- in our testing of the 2021 bmw m550i xdrive, we expressed surprise at a slower-than-expected 4.1 second time to 60 mph. a retest dropped that time to 3.9 seconds, still short of bmw's 3.6-second claim.
- the issue hampering standing-start acceleration lies with a miscommunication between the engine computer and the car's stability control module, which results in a drop in turbocharger boost pressure.
- owners and dealers are being notified of the issue and that the fix will arrive this summer.
update 6/2/2021, 3 p.m.: bmw, in a release, said the problem explained in this article also affects all 2021 540i xdrive models, which will also get the software fix.

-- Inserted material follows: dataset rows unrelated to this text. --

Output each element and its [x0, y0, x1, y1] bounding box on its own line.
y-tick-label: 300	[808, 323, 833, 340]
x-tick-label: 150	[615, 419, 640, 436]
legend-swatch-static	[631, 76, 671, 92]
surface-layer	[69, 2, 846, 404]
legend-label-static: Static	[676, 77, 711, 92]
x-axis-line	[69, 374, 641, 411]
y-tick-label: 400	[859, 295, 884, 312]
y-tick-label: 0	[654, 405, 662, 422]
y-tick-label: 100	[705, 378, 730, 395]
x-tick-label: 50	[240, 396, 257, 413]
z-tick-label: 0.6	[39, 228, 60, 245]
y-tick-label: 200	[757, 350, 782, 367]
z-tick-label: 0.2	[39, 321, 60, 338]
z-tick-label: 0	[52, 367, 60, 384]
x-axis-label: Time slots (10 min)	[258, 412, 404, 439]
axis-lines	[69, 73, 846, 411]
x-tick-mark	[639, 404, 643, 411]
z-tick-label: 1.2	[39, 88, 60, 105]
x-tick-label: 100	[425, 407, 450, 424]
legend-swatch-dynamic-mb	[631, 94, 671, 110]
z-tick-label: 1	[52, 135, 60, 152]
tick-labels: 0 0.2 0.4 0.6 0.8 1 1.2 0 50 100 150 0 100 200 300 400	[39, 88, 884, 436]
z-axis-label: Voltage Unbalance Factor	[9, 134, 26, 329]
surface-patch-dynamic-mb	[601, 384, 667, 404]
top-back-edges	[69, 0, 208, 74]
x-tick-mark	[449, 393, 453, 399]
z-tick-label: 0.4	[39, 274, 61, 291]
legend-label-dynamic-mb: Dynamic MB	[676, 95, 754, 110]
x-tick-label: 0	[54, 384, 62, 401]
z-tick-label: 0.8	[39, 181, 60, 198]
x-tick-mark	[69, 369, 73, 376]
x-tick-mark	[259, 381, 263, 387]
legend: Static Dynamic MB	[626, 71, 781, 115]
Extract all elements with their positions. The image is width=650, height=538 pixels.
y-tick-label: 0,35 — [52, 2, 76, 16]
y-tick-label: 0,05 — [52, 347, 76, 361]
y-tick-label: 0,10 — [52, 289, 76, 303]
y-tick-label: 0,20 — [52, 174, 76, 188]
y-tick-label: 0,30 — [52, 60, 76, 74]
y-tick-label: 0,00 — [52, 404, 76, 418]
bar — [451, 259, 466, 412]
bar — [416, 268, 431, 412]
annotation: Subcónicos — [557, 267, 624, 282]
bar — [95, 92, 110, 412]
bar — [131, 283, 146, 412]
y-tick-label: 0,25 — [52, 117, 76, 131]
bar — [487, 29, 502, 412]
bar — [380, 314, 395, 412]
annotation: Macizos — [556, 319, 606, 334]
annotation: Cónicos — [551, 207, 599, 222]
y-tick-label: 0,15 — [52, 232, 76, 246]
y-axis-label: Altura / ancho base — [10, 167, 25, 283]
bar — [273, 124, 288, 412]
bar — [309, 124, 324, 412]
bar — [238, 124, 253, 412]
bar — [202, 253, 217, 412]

bmw will be informing 2021 m550i xdrive buyers and dealers this week that the 523-hp sports sedan isn't as quick as promised. in standing-start acceleration, the '21 m550i can't quite deliver on the claimed 3.6-second zero-to-60-mph time. earlier m550is are apparently not affected. the problem lies in a communication error between the stability control module and the engine computer that results in a drop in turbocharger boost pressure. bmw promises an over-the-air software patch will be coming this summer that will get the two modules to work better together and allow the car to meet bmw's 3.6-second zero-to-60 claim.
this news comes after a recent test of the 2021 bmw m550i xdrive left us puzzled by its slower-than-expected acceleration. while a 4.1-second leap to 60 sounds pretty fleet for a 4480-pound four door, a 5336-pound x5 m50i with an identical twin-turbo v-8 and eight-speed automatic hit 60 in 3.9 seconds. and, of course, there's the matter of bmw's 3.6-second time. we regularly beat, or at least match, bmw's quoted zero-to-60 times. also, the automatic and the m550i's all-wheel-drive system make a good launch nearly idiotproof. thinking that perhaps a lower-than-recommended octane went into the test car's tank, affecting the 556-hp twin-turbo v-8, or that some other issue had hobbled the car, we invited the m550i back for a retest.

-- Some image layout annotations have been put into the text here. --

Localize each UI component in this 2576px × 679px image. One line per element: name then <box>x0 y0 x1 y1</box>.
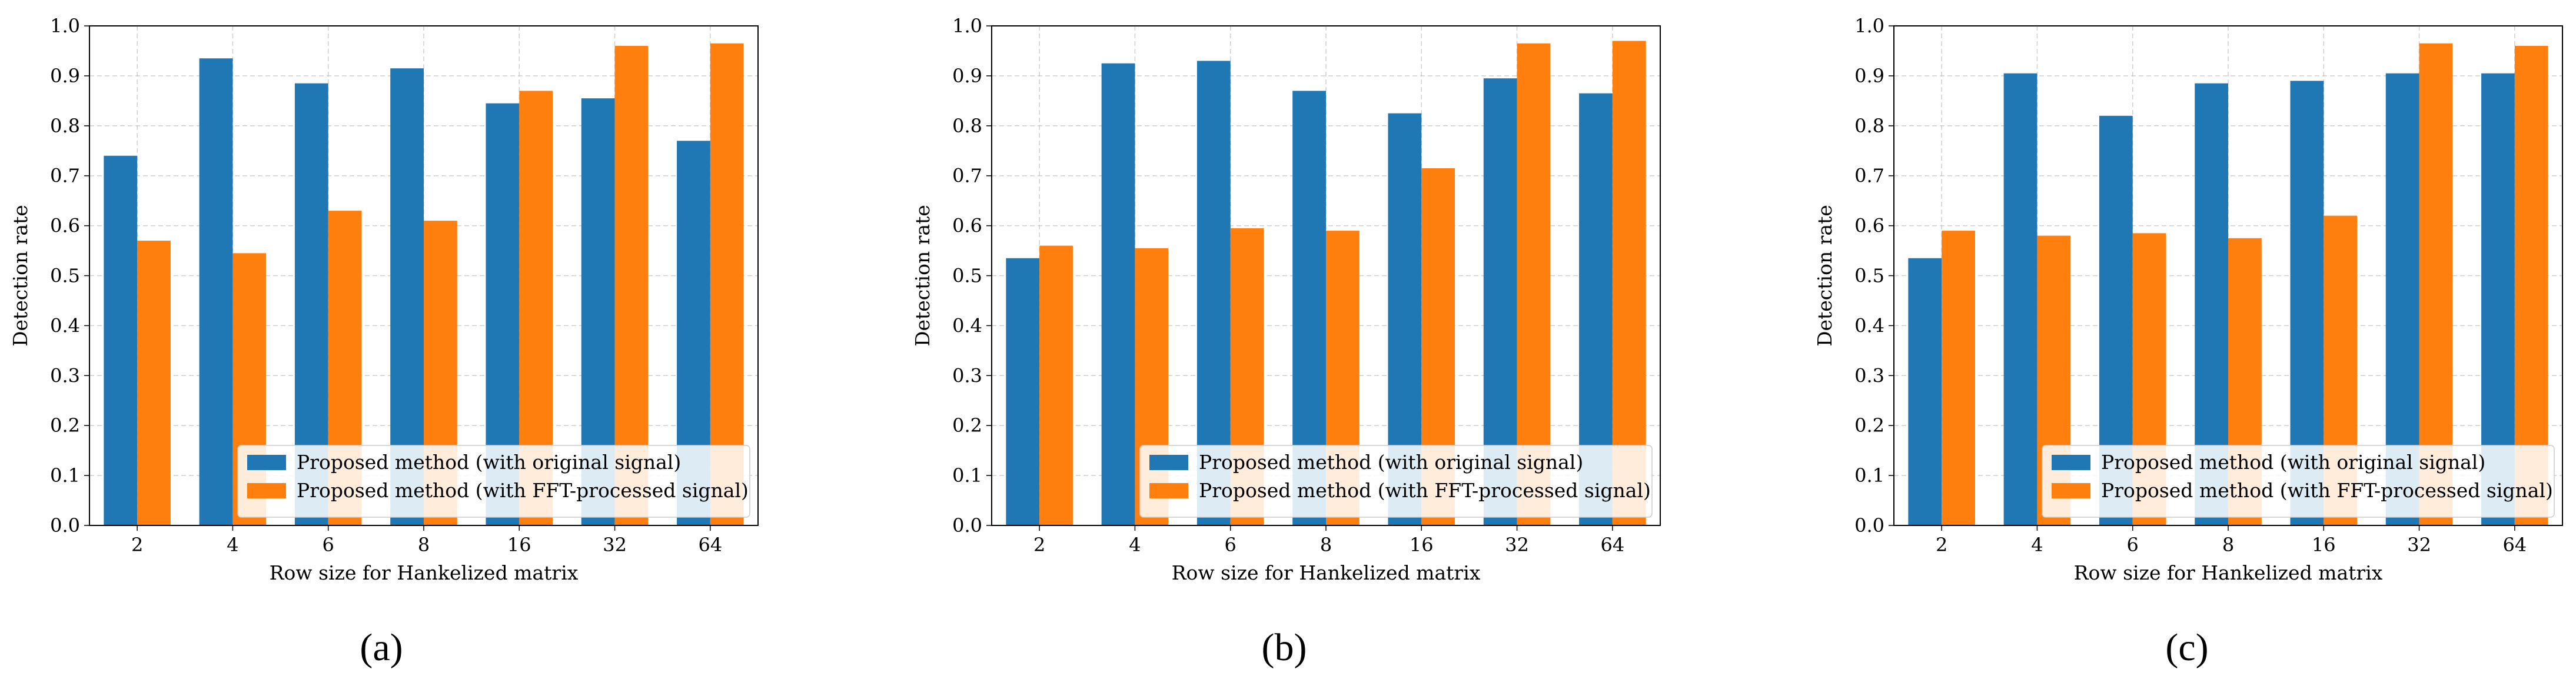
x-tick-label: 8 <box>418 534 430 556</box>
y-tick-label: 0.3 <box>50 364 80 387</box>
y-tick-label: 0.5 <box>50 265 80 287</box>
legend-box <box>1139 445 1653 518</box>
bar-fft-signal <box>1039 245 1073 525</box>
y-tick-label: 0.6 <box>1854 215 1884 237</box>
x-tick-label: 32 <box>2407 534 2431 556</box>
x-tick-label: 64 <box>1600 534 1624 556</box>
bar-original-signal <box>1006 258 1040 525</box>
y-tick-label: 0.7 <box>952 165 982 187</box>
y-tick-label: 0.3 <box>1854 364 1884 387</box>
x-tick-label: 6 <box>2127 534 2139 556</box>
x-tick-label: 8 <box>2222 534 2234 556</box>
chart-panel-c: 0.0 0.1 0.2 0.3 0.4 0.5 0.6 0.7 0.8 0.9 1.0 2 4 6 8 16 3… <box>1813 15 2563 669</box>
legend: Proposed method (with original signal) Pr… <box>237 445 750 518</box>
x-tick-label: 64 <box>698 534 722 556</box>
x-tick-label: 6 <box>323 534 334 556</box>
legend-swatch-original <box>247 455 286 470</box>
y-tick-label: 0.4 <box>1854 314 1884 337</box>
legend-swatch-fft <box>247 483 286 498</box>
x-tick-label: 16 <box>2312 534 2336 556</box>
plot-frame <box>991 25 1661 526</box>
y-tick-label: 0.5 <box>952 265 982 287</box>
plot-frame <box>89 25 759 526</box>
y-tick-label: 0.0 <box>952 514 982 537</box>
x-tick-label: 16 <box>1410 534 1434 556</box>
chart-panel-a: 0.0 0.1 0.2 0.3 0.4 0.5 0.6 0.7 0.8 0.9 1.0 2 4 6 8 16 3… <box>9 15 759 669</box>
panel-caption: (b) <box>1262 626 1307 669</box>
x-tick-label: 2 <box>1033 534 1045 556</box>
bar-original-signal <box>2003 73 2037 525</box>
legend-box <box>237 445 750 518</box>
bar-original-signal <box>1101 63 1135 526</box>
legend-label: Proposed method (with FFT-processed sign… <box>297 479 749 502</box>
legend-box <box>2042 445 2555 518</box>
x-tick-label: 16 <box>507 534 531 556</box>
y-tick-label: 0.0 <box>50 514 80 537</box>
y-tick-label: 0.2 <box>1854 414 1884 437</box>
y-tick-label: 0.6 <box>952 215 982 237</box>
legend-swatch-fft <box>2052 483 2090 498</box>
x-tick-label: 6 <box>1225 534 1237 556</box>
bar-fft-signal <box>1612 41 1646 526</box>
x-tick-label: 32 <box>1505 534 1529 556</box>
y-tick-label: 1.0 <box>1854 15 1884 37</box>
y-tick-label: 0.9 <box>952 65 982 87</box>
panel-caption: (a) <box>360 626 403 669</box>
legend-label: Proposed method (with FFT-processed sign… <box>2101 479 2553 502</box>
y-tick-label: 0.7 <box>50 165 80 187</box>
x-tick-label: 8 <box>1320 534 1332 556</box>
x-tick-label: 2 <box>131 534 143 556</box>
y-tick-label: 0.8 <box>952 115 982 137</box>
y-axis-label: Detection rate <box>911 205 934 347</box>
x-axis-label: Row size for Hankelized matrix <box>270 561 579 584</box>
y-tick-label: 0.0 <box>1854 514 1884 537</box>
chart-panel-b: 0.0 0.1 0.2 0.3 0.4 0.5 0.6 0.7 0.8 0.9 1.0 2 4 6 8 16 3… <box>911 15 1661 669</box>
x-tick-label: 64 <box>2502 534 2527 556</box>
bar-original-signal <box>1908 258 1942 525</box>
legend: Proposed method (with original signal) Pr… <box>2042 445 2555 518</box>
legend: Proposed method (with original signal) Pr… <box>1139 445 1653 518</box>
y-tick-label: 0.5 <box>1854 265 1884 287</box>
legend-label: Proposed method (with original signal) <box>1199 451 1583 474</box>
y-tick-label: 0.2 <box>952 414 982 437</box>
x-tick-label: 4 <box>2031 534 2043 556</box>
panel-caption: (c) <box>2165 626 2208 669</box>
x-tick-label: 2 <box>1936 534 1947 556</box>
y-tick-label: 0.4 <box>952 314 982 337</box>
y-tick-label: 0.3 <box>952 364 982 387</box>
bar-original-signal <box>104 155 138 525</box>
x-tick-label: 4 <box>227 534 238 556</box>
y-tick-label: 0.9 <box>50 65 80 87</box>
y-tick-label: 0.4 <box>50 314 80 337</box>
y-axis-label: Detection rate <box>1813 205 1836 347</box>
y-tick-label: 0.1 <box>50 464 80 487</box>
y-axis-label: Detection rate <box>9 205 32 347</box>
x-axis-label: Row size for Hankelized matrix <box>2074 561 2383 584</box>
legend-label: Proposed method (with original signal) <box>2101 451 2485 474</box>
y-tick-label: 0.6 <box>50 215 80 237</box>
legend-swatch-fft <box>1149 483 1188 498</box>
y-tick-label: 0.2 <box>50 414 80 437</box>
bar-fft-signal <box>137 241 171 525</box>
legend-label: Proposed method (with original signal) <box>297 451 681 474</box>
x-tick-label: 32 <box>603 534 627 556</box>
y-tick-label: 0.1 <box>952 464 982 487</box>
y-tick-label: 0.8 <box>50 115 80 137</box>
y-tick-label: 0.7 <box>1854 165 1884 187</box>
bar-fft-signal <box>1942 231 1975 525</box>
plot-frame <box>1893 25 2563 526</box>
y-tick-label: 0.8 <box>1854 115 1884 137</box>
x-axis-label: Row size for Hankelized matrix <box>1172 561 1481 584</box>
y-tick-label: 1.0 <box>952 15 982 37</box>
y-tick-label: 1.0 <box>50 15 80 37</box>
legend-swatch-original <box>1149 455 1188 470</box>
y-tick-label: 0.1 <box>1854 464 1884 487</box>
y-tick-label: 0.9 <box>1854 65 1884 87</box>
legend-swatch-original <box>2052 455 2090 470</box>
x-tick-label: 4 <box>1129 534 1141 556</box>
bar-original-signal <box>199 58 233 525</box>
legend-label: Proposed method (with FFT-processed sign… <box>1199 479 1651 502</box>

in the second go-round, acceleration to 60 mph dropped from 4.1 seconds to 3.9, but clearly, something was amiss. thinking that the m550i we had in michigan might be an outlier, we requested one out of the los angeles press fleet. at that point, bmw informed us it was looking into the matter. a few days later, we learned that we wouldn't be getting an m550i in california because the issue wasn't limited to the michigan test car. we're hoping to try a fixed m550i as soon as the software patch lands.
this isn't the first time our testing has exposed cars that fell short of their promises. when the 1999 ford mustang cobra went on sale, its revised 4.6-liter v-8 promised 320 horsepower but delivered 60 mph in 5.5 seconds, a tenth slower than its 305-hp predecessor. the additional power had us expecting a run closer to 5.0 seconds, and we wrote about it. ford blamed a flawed and more restrictive intake. to fix the cars, the out-of-spec manifolds were replaced and a less restrictive exhaust went in to deliver the promised ponies.
two years later, the 2001 mazda miata's horsepower went from 140 to 155, but c/d testing showed the new car to be slower than the old one. the disappointing acceleration led mazda to confess that the 155-hp number came from a japan-market version that didn't meet u.s. regulations. customers of the early 2001 miatas were offered a buyback for their cars, but if they chose to keep their cars they'd receive free service for the remainder of the three-year/36,000-mile warranty. mazda also threw in a $500 gift card as a further mea culpa.